I did have more plants of New Big Dwarf.

This was my indeterminate tomato list and yields-

 ebay Rostova heart ind 2/7/2011 10.47
 ebay Shilling Giant heart ind 2/7/2011 12.56
  ebay Super Italian Paste ind 2/7/2011 1.31 
 ebay Virginia Sweets ind 2/7/2011 1.31

Total yield-   90.67  #  at $3.00 per pound for organically grown = $272

(Sources- Abundant Life Seed Foundation- reduced varieties after fire, Ed Hume, Heirloom Seeds, Mariseeds,  Sandhill, trades, Tanager Song Farms- not selling seeds at present)

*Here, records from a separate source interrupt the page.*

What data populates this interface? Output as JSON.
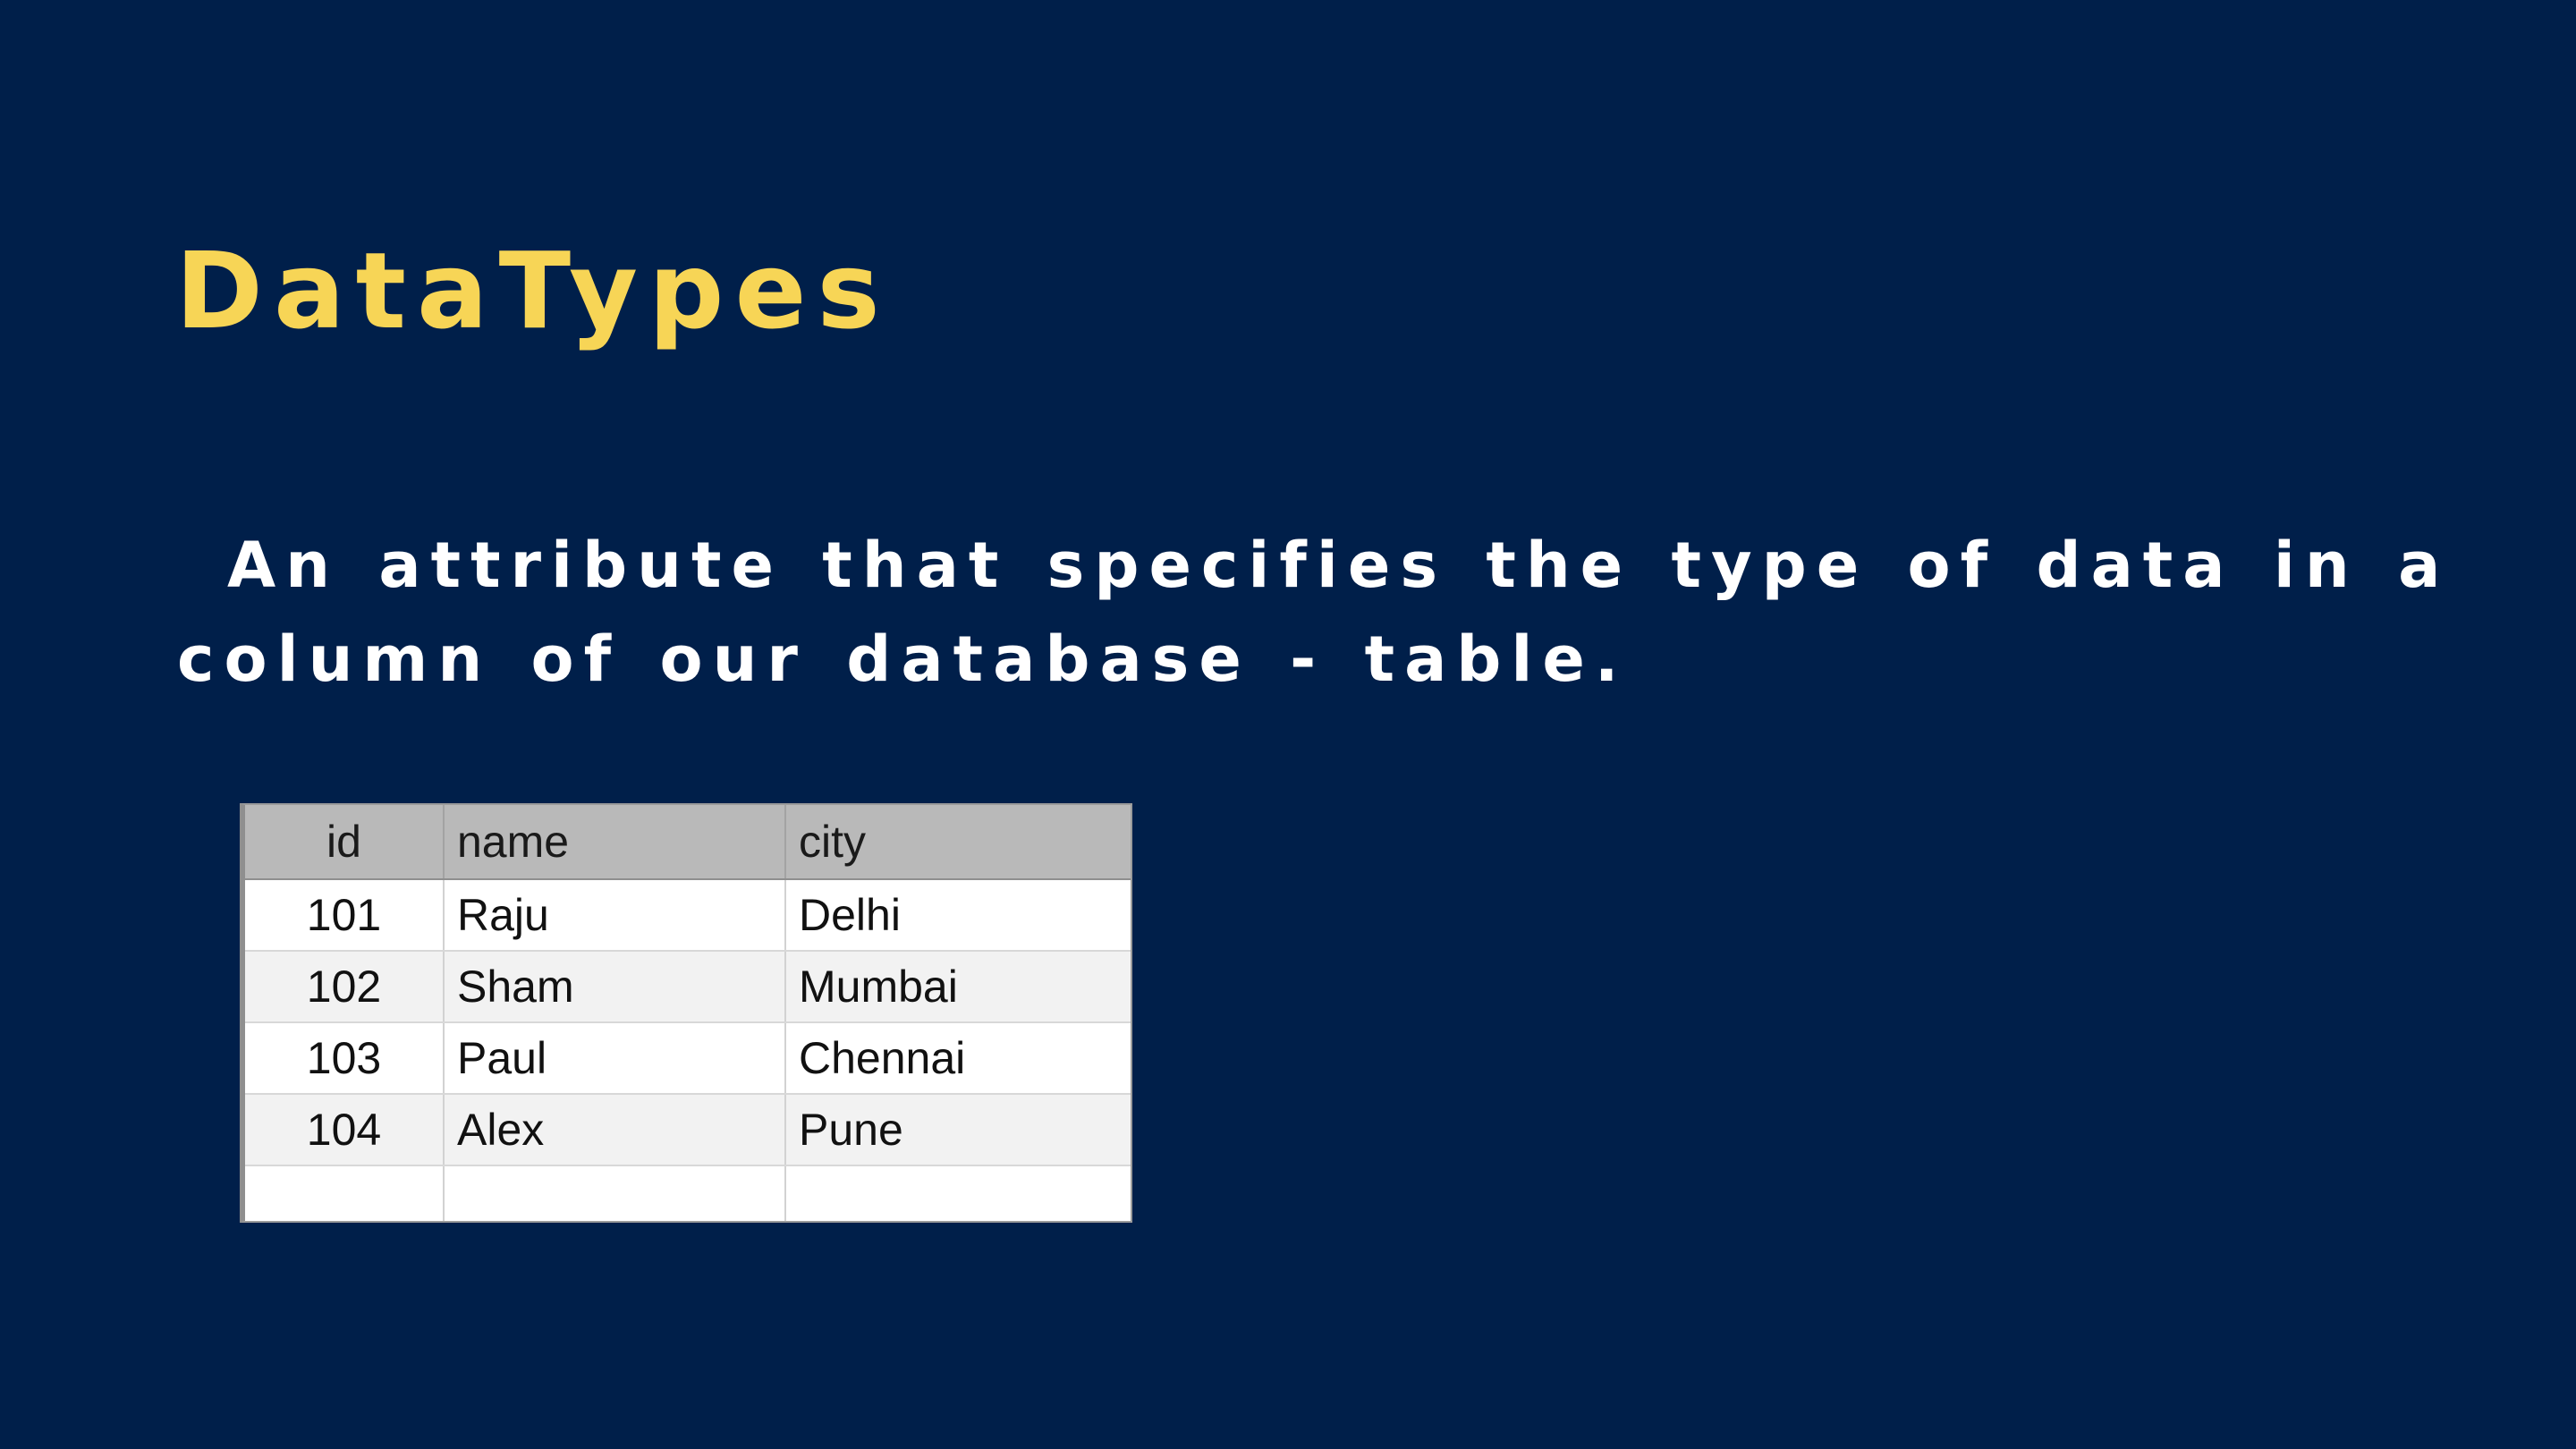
{
  "slide": {
    "title": "DataTypes",
    "description_lines": [
      "An attribute that specifies the type of data in a",
      "column of our database - table."
    ],
    "colors": {
      "background": "#001f4a",
      "title": "#f7d556",
      "body_text": "#ffffff"
    }
  },
  "table": {
    "headers": {
      "id": "id",
      "name": "name",
      "city": "city"
    },
    "rows": [
      {
        "id": "101",
        "name": "Raju",
        "city": "Delhi"
      },
      {
        "id": "102",
        "name": "Sham",
        "city": "Mumbai"
      },
      {
        "id": "103",
        "name": "Paul",
        "city": "Chennai"
      },
      {
        "id": "104",
        "name": "Alex",
        "city": "Pune"
      }
    ]
  }
}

While I liked the heart tomatoes, which is my favorite category of tomato, meaty, few seeds, and often with a luscious texture and taste, I will return next year to some of my old standbys, Verna's Orange Oxheart, Sochulak, and Ukraine Heart.  I also want to find new seed for an old favorite bicolor, Lucky Cross,  the last time I grew it, it didn't come true from seed.  I want also perhaps to try some other bicolors, since I like their texture and fruity flavor.
Here is my tomato covering this year, rather makeshift.  I had to add some flying buttresses since my first attempt was not stable enough and leaned , had some sagging which filled with water, etc.  Being able to pull the plastic tightly to the vertical supports kept it from sagging, and I ran the plastic to the ground on the windward side so had no blowing over problems after the first adjustment.  It is working to prevent late blight and frost destruction.   There was at least one night below freezing.   I may still be able to get enough tomatoes for our salad for a while.  Here are some tomatoes under my cover, Ropreco-
And another paste, Martino's Roma-
And these are my tall indeterminate plants which have not been covered for comparison, completely decimated by late blight and frost-
Another tomato I will grow next year again is Legend, which is rather late but has some late blight resistance so can fill out that difficult late season ripening slot.  I also want to pursue the early ripening cold tolerant tomatoes a little more.

I research tomatoes on the Gardenweb forum.  Plus I like their bean forum and others, lots of archives to search.